Sebagaimana diwartakan Serambinews.com, Muhammad Basri yang bekerja sebagai sopir di sebuah perusahaan kargo di Tangerang meningga dunia akibat main hakim sendiri berupa amuk masa. Peristiwa amuk masa yang dialami Basri, terjadi pada Jumat (8/5/2020) dinihari di kawasan Jalan Raya Wana Kencana Sektor 12,4 Ciater Tagerang, sekitar pukul 00:21 WIB.

"Saat sedang beli rokok itulah, entah siapa yang memulai, tiba-tiba Basri diteriaki maling motor. Masa kemudian berkerumun dan menyerang almarhum secara membabi buta dan menariknya dari dalam toko. Almarhum sudah berusaha menjelaskan siapa dirinya, tapi tidak didengar oleh masa," ujar Nazarullah (Ketua Aliansi Pemuda Aceh Jakarta),  mengutip cerita rekan Basri. Almarhum Basri tidak berdaya ia kemudian dibawa ke Rumah Sakit Umum (RSU) Tangerang Kota dan mengembuskan nafas terakhir.

Benar apa yang dikatakan oleh para penstudi Hukum dan Masyarakat, termasuk Sosiologi Hukum bahwa hukum tidak bekerja di ruang hampa. Hukum bekerja di dalam masyarakat yang terbingkai dengan keterkaitannya dengan sub sistem-subsistem sosial lainnya seperti budaya, sosial, ekonomi dan politik. Dalam hal inilah interaksi itu berjalan sehingga akan sangat mungkin terjadi friksi, konflik hingga sengketa di antara para aktor dalam interaksi tersebut. Masyarakat sebenarnya sangat memahami bahwa ada prasarana formal yang dapat dipakai untuk menyelesaikan semua perkara hukum yang dihadapinya, yakni due process of law sebagai karakter adanya negara hukum Indonesia. Due process of law ternyata pelaksanaan sangat kontekstual, tergantung tipe masyarakat, faktor situasi dan kondisi yang melingkupinya. Sering kita mendengar beberapa kasus lynch, main hakim sendiri sebagai illegal short cut terhadap due process of law. 

Tindakan main hakim sendiri (eigenrechting dalam bahasa Belanda) atau dalam bahasa Indonesia saat ini umumnya disamakan dengan persekusi, memiliki arti dalam KBBI sebagai “pemburuan sewenang-wenang terhadap seseorang atau sejumlah warga yang kemudian disakiti, dipersusah, atau ditumpas”. Hal yang paling penting dari definisi perbuatan ini adalah, perbuatan pemburuan tersebut dilakukan tanpa dilandasi kewenangan hukum yang ada, dan lebih mengutamakan emosi belaka. Dengan berkembangnya term ini oleh masyarakat Indonesia sekarang, sebenarnya tidak sepenuhnya dikatakan tepat bila kita berbicara dalam konteks hukum, namun penulis akan mencoba untuk mengikutinya terlebih dahulu.
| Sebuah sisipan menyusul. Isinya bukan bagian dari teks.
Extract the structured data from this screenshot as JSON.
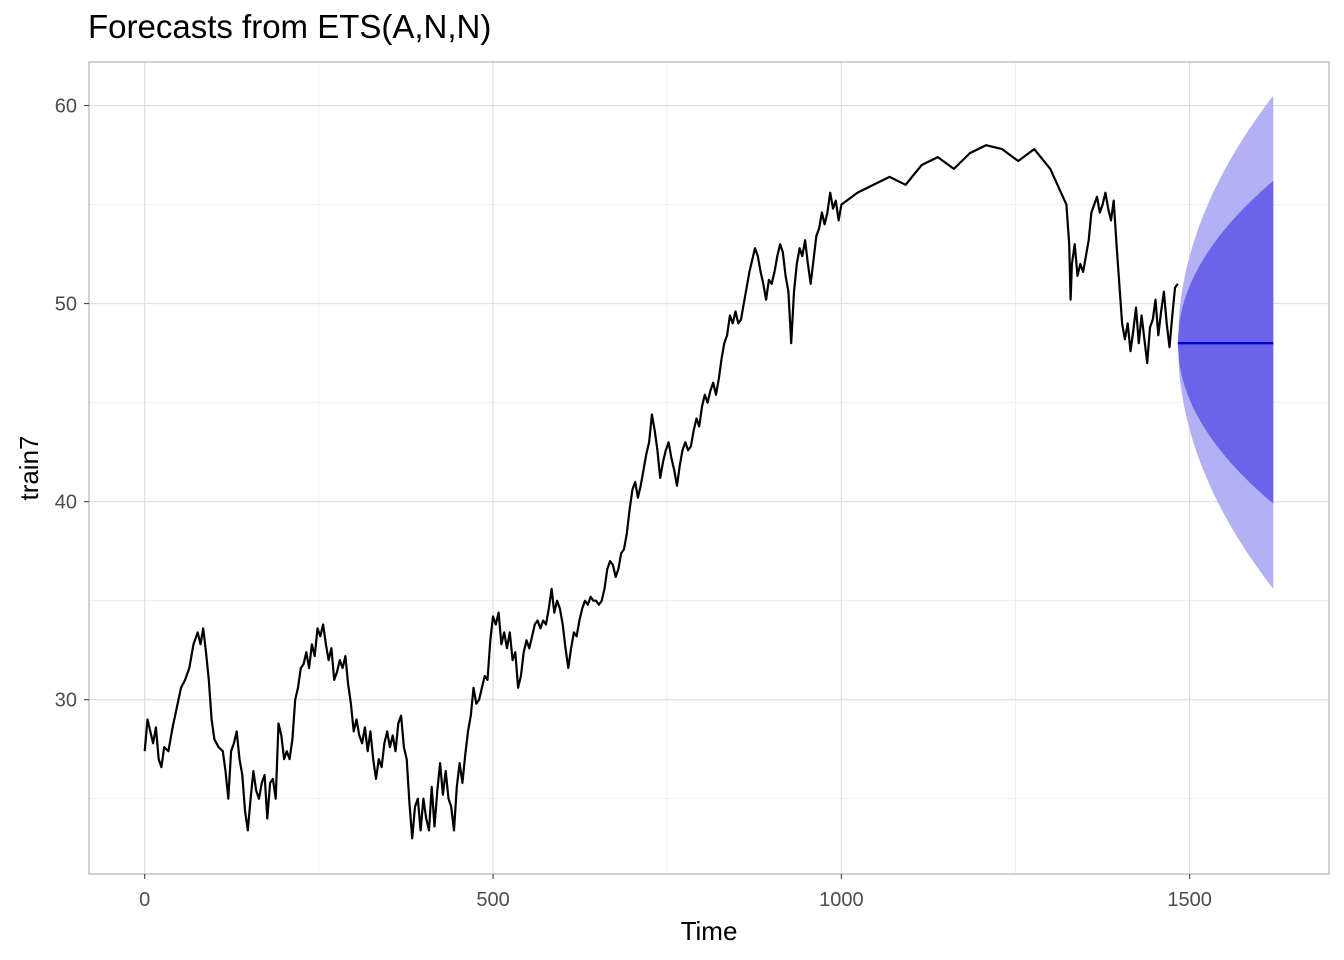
{
  "chart_data": {
    "type": "line",
    "title": "Forecasts from ETS(A,N,N)",
    "xlabel": "Time",
    "ylabel": "train7",
    "xlim": [
      -80,
      1700
    ],
    "ylim": [
      21.2,
      62.2
    ],
    "x_ticks": [
      0,
      500,
      1000,
      1500
    ],
    "y_ticks": [
      30,
      40,
      50,
      60
    ],
    "grid": true,
    "legend": "none",
    "colors": {
      "series": "#000000",
      "forecast_line": "#0000cc",
      "pi80": "#6b63ea",
      "pi95": "#b3b1f3",
      "grid": "#dcdcdc",
      "panel_border": "#b3b3b3"
    },
    "series": [
      {
        "points": [
          [
            0,
            27.4
          ],
          [
            4,
            29.0
          ],
          [
            8,
            28.4
          ],
          [
            12,
            27.8
          ],
          [
            16,
            28.6
          ],
          [
            20,
            27.0
          ],
          [
            24,
            26.6
          ],
          [
            28,
            27.6
          ],
          [
            34,
            27.4
          ],
          [
            40,
            28.6
          ],
          [
            46,
            29.6
          ],
          [
            52,
            30.6
          ],
          [
            58,
            31.0
          ],
          [
            64,
            31.6
          ],
          [
            70,
            32.8
          ],
          [
            76,
            33.4
          ],
          [
            80,
            32.8
          ],
          [
            84,
            33.6
          ],
          [
            88,
            32.4
          ],
          [
            92,
            31.0
          ],
          [
            96,
            29.0
          ],
          [
            100,
            28.0
          ],
          [
            106,
            27.6
          ],
          [
            112,
            27.4
          ],
          [
            116,
            26.4
          ],
          [
            120,
            25.0
          ],
          [
            124,
            27.4
          ],
          [
            128,
            27.8
          ],
          [
            132,
            28.4
          ],
          [
            136,
            27.0
          ],
          [
            140,
            26.2
          ],
          [
            144,
            24.4
          ],
          [
            148,
            23.4
          ],
          [
            152,
            25.0
          ],
          [
            156,
            26.4
          ],
          [
            160,
            25.4
          ],
          [
            164,
            25.0
          ],
          [
            168,
            25.8
          ],
          [
            172,
            26.2
          ],
          [
            176,
            24.0
          ],
          [
            180,
            25.8
          ],
          [
            184,
            26.0
          ],
          [
            188,
            25.0
          ],
          [
            192,
            28.8
          ],
          [
            196,
            28.2
          ],
          [
            200,
            27.0
          ],
          [
            204,
            27.4
          ],
          [
            208,
            27.0
          ],
          [
            212,
            28.0
          ],
          [
            216,
            30.0
          ],
          [
            220,
            30.6
          ],
          [
            224,
            31.6
          ],
          [
            228,
            31.8
          ],
          [
            232,
            32.4
          ],
          [
            236,
            31.6
          ],
          [
            240,
            32.8
          ],
          [
            244,
            32.2
          ],
          [
            248,
            33.6
          ],
          [
            252,
            33.2
          ],
          [
            256,
            33.8
          ],
          [
            260,
            32.8
          ],
          [
            264,
            32.0
          ],
          [
            268,
            32.6
          ],
          [
            272,
            31.0
          ],
          [
            276,
            31.4
          ],
          [
            280,
            32.0
          ],
          [
            284,
            31.6
          ],
          [
            288,
            32.2
          ],
          [
            292,
            30.8
          ],
          [
            296,
            29.8
          ],
          [
            300,
            28.4
          ],
          [
            304,
            29.0
          ],
          [
            308,
            28.2
          ],
          [
            312,
            27.8
          ],
          [
            316,
            28.6
          ],
          [
            320,
            27.4
          ],
          [
            324,
            28.4
          ],
          [
            328,
            27.0
          ],
          [
            332,
            26.0
          ],
          [
            336,
            27.0
          ],
          [
            340,
            26.6
          ],
          [
            344,
            27.8
          ],
          [
            348,
            28.4
          ],
          [
            352,
            27.6
          ],
          [
            356,
            28.2
          ],
          [
            360,
            27.4
          ],
          [
            364,
            28.8
          ],
          [
            368,
            29.2
          ],
          [
            372,
            27.6
          ],
          [
            376,
            27.0
          ],
          [
            380,
            24.8
          ],
          [
            384,
            23.0
          ],
          [
            388,
            24.6
          ],
          [
            392,
            25.0
          ],
          [
            396,
            23.4
          ],
          [
            400,
            25.0
          ],
          [
            404,
            24.0
          ],
          [
            408,
            23.4
          ],
          [
            412,
            25.6
          ],
          [
            416,
            23.6
          ],
          [
            420,
            25.4
          ],
          [
            424,
            26.8
          ],
          [
            428,
            25.2
          ],
          [
            432,
            26.4
          ],
          [
            436,
            25.0
          ],
          [
            440,
            24.6
          ],
          [
            444,
            23.4
          ],
          [
            448,
            25.6
          ],
          [
            452,
            26.8
          ],
          [
            456,
            25.8
          ],
          [
            460,
            27.2
          ],
          [
            464,
            28.4
          ],
          [
            468,
            29.2
          ],
          [
            472,
            30.6
          ],
          [
            476,
            29.8
          ],
          [
            480,
            30.0
          ],
          [
            484,
            30.6
          ],
          [
            488,
            31.2
          ],
          [
            492,
            31.0
          ],
          [
            496,
            33.0
          ],
          [
            500,
            34.2
          ],
          [
            504,
            33.8
          ],
          [
            508,
            34.4
          ],
          [
            512,
            32.8
          ],
          [
            516,
            33.4
          ],
          [
            520,
            32.6
          ],
          [
            524,
            33.4
          ],
          [
            528,
            32.0
          ],
          [
            532,
            32.4
          ],
          [
            536,
            30.6
          ],
          [
            540,
            31.2
          ],
          [
            544,
            32.4
          ],
          [
            548,
            33.0
          ],
          [
            552,
            32.6
          ],
          [
            556,
            33.2
          ],
          [
            560,
            33.8
          ],
          [
            564,
            34.0
          ],
          [
            568,
            33.6
          ],
          [
            572,
            34.0
          ],
          [
            576,
            33.8
          ],
          [
            580,
            34.6
          ],
          [
            584,
            35.6
          ],
          [
            588,
            34.4
          ],
          [
            592,
            35.0
          ],
          [
            596,
            34.6
          ],
          [
            600,
            33.8
          ],
          [
            604,
            32.6
          ],
          [
            608,
            31.6
          ],
          [
            612,
            32.6
          ],
          [
            616,
            33.4
          ],
          [
            620,
            33.2
          ],
          [
            624,
            34.0
          ],
          [
            628,
            34.6
          ],
          [
            632,
            35.0
          ],
          [
            636,
            34.8
          ],
          [
            640,
            35.2
          ],
          [
            644,
            35.0
          ],
          [
            648,
            35.0
          ],
          [
            652,
            34.8
          ],
          [
            656,
            35.0
          ],
          [
            660,
            35.6
          ],
          [
            664,
            36.6
          ],
          [
            668,
            37.0
          ],
          [
            672,
            36.8
          ],
          [
            676,
            36.2
          ],
          [
            680,
            36.6
          ],
          [
            684,
            37.4
          ],
          [
            688,
            37.6
          ],
          [
            692,
            38.4
          ],
          [
            696,
            39.6
          ],
          [
            700,
            40.6
          ],
          [
            704,
            41.0
          ],
          [
            708,
            40.2
          ],
          [
            712,
            40.8
          ],
          [
            716,
            41.6
          ],
          [
            720,
            42.4
          ],
          [
            724,
            43.0
          ],
          [
            728,
            44.4
          ],
          [
            732,
            43.6
          ],
          [
            736,
            42.6
          ],
          [
            740,
            41.2
          ],
          [
            744,
            42.0
          ],
          [
            748,
            42.6
          ],
          [
            752,
            43.0
          ],
          [
            756,
            42.2
          ],
          [
            760,
            41.6
          ],
          [
            764,
            40.8
          ],
          [
            768,
            41.8
          ],
          [
            772,
            42.6
          ],
          [
            776,
            43.0
          ],
          [
            780,
            42.6
          ],
          [
            784,
            42.8
          ],
          [
            788,
            43.6
          ],
          [
            792,
            44.2
          ],
          [
            796,
            43.8
          ],
          [
            800,
            44.8
          ],
          [
            804,
            45.4
          ],
          [
            808,
            45.0
          ],
          [
            812,
            45.6
          ],
          [
            816,
            46.0
          ],
          [
            820,
            45.4
          ],
          [
            824,
            46.2
          ],
          [
            828,
            47.2
          ],
          [
            832,
            48.0
          ],
          [
            836,
            48.4
          ],
          [
            840,
            49.4
          ],
          [
            844,
            49.0
          ],
          [
            848,
            49.6
          ],
          [
            852,
            49.0
          ],
          [
            856,
            49.2
          ],
          [
            860,
            50.0
          ],
          [
            864,
            50.8
          ],
          [
            868,
            51.6
          ],
          [
            872,
            52.2
          ],
          [
            876,
            52.8
          ],
          [
            880,
            52.4
          ],
          [
            884,
            51.6
          ],
          [
            888,
            51.0
          ],
          [
            892,
            50.2
          ],
          [
            896,
            51.2
          ],
          [
            900,
            51.0
          ],
          [
            904,
            51.6
          ],
          [
            908,
            52.4
          ],
          [
            912,
            53.0
          ],
          [
            916,
            52.6
          ],
          [
            920,
            51.4
          ],
          [
            924,
            50.6
          ],
          [
            928,
            48.0
          ],
          [
            932,
            50.6
          ],
          [
            936,
            52.0
          ],
          [
            940,
            52.8
          ],
          [
            944,
            52.4
          ],
          [
            948,
            53.2
          ],
          [
            952,
            52.0
          ],
          [
            956,
            51.0
          ],
          [
            960,
            52.2
          ],
          [
            964,
            53.4
          ],
          [
            968,
            53.8
          ],
          [
            972,
            54.6
          ],
          [
            976,
            54.0
          ],
          [
            980,
            54.6
          ],
          [
            984,
            55.6
          ],
          [
            988,
            54.8
          ],
          [
            992,
            55.2
          ],
          [
            996,
            54.2
          ],
          [
            1000,
            55.0
          ],
          [
            1004,
            55.6
          ],
          [
            1008,
            56.0
          ],
          [
            1012,
            56.4
          ],
          [
            1016,
            56.0
          ],
          [
            1020,
            57.0
          ],
          [
            1024,
            57.4
          ],
          [
            1028,
            56.8
          ],
          [
            1032,
            57.6
          ],
          [
            1036,
            58.0
          ],
          [
            1040,
            57.8
          ],
          [
            1044,
            57.2
          ],
          [
            1048,
            57.8
          ],
          [
            1052,
            56.8
          ],
          [
            1056,
            55.0
          ],
          [
            1060,
            53.0
          ],
          [
            1062,
            50.2
          ],
          [
            1064,
            52.0
          ],
          [
            1068,
            53.0
          ],
          [
            1072,
            51.4
          ],
          [
            1076,
            52.0
          ],
          [
            1080,
            51.6
          ],
          [
            1084,
            52.4
          ],
          [
            1088,
            53.2
          ],
          [
            1092,
            54.6
          ],
          [
            1096,
            55.0
          ],
          [
            1100,
            55.4
          ],
          [
            1104,
            54.6
          ],
          [
            1108,
            55.0
          ],
          [
            1112,
            55.6
          ],
          [
            1116,
            54.8
          ],
          [
            1120,
            54.2
          ],
          [
            1124,
            55.2
          ],
          [
            1128,
            53.0
          ],
          [
            1132,
            51.0
          ],
          [
            1136,
            49.0
          ],
          [
            1140,
            48.2
          ],
          [
            1144,
            49.0
          ],
          [
            1148,
            47.6
          ],
          [
            1152,
            48.6
          ],
          [
            1156,
            49.8
          ],
          [
            1160,
            48.0
          ],
          [
            1164,
            49.4
          ],
          [
            1168,
            48.2
          ],
          [
            1172,
            47.0
          ],
          [
            1176,
            48.8
          ],
          [
            1180,
            49.2
          ],
          [
            1184,
            50.2
          ],
          [
            1188,
            48.4
          ],
          [
            1192,
            49.6
          ],
          [
            1196,
            50.6
          ],
          [
            1200,
            49.0
          ],
          [
            1204,
            47.8
          ],
          [
            1208,
            49.4
          ],
          [
            1212,
            50.8
          ],
          [
            1216,
            51.0
          ]
        ],
        "note_x_offset": 267
      }
    ],
    "forecast": {
      "x": [
        1483,
        1620
      ],
      "mean": 48.0,
      "pi80": {
        "upper_end": 56.2,
        "lower_end": 39.9
      },
      "pi95": {
        "upper_end": 60.5,
        "lower_end": 35.6
      }
    }
  }
}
B. Apakah Main Hakim Sendiri itu? 

Berdasarkan catatan Southeast Asia Freedom of Expression Network (SAFEnet), sejak Januari hingga 7 Juni 2017 telah terjadi 88 kasus persekusi, dan hal ini terus meningkat, hingga pada pertengahan November lalu tercatat sudah ada 100 orang yang menjadi korban. Sebelum kita mempercayai data tersebut, baiknya memang kita mengerutkan dahi terlebih dahulu, apakah peristiwa yang dicatat oleh SAFEnet tersebut telah memenuhi definisi yang dicatatkan oleh KBBI? Atau yang dimaksud oleh SAFEnet tersebut adalah suatu tindakan main hakim sendiri (eigenrechting) saja? Karena sebenarnya ada perbedaan yang tegas dalam kedua definisi ini. Persekusi adalah sebuah kata serapan dari bahasa Inggris yakni persecution, yang dalam Black’s Law Dictionary (9th edition) memiliki arti: “Violent, cruel, and oppressive treatment directed toward a person or group of persons because of their race, religion, sexual, orientation, politics, or other beliefs” 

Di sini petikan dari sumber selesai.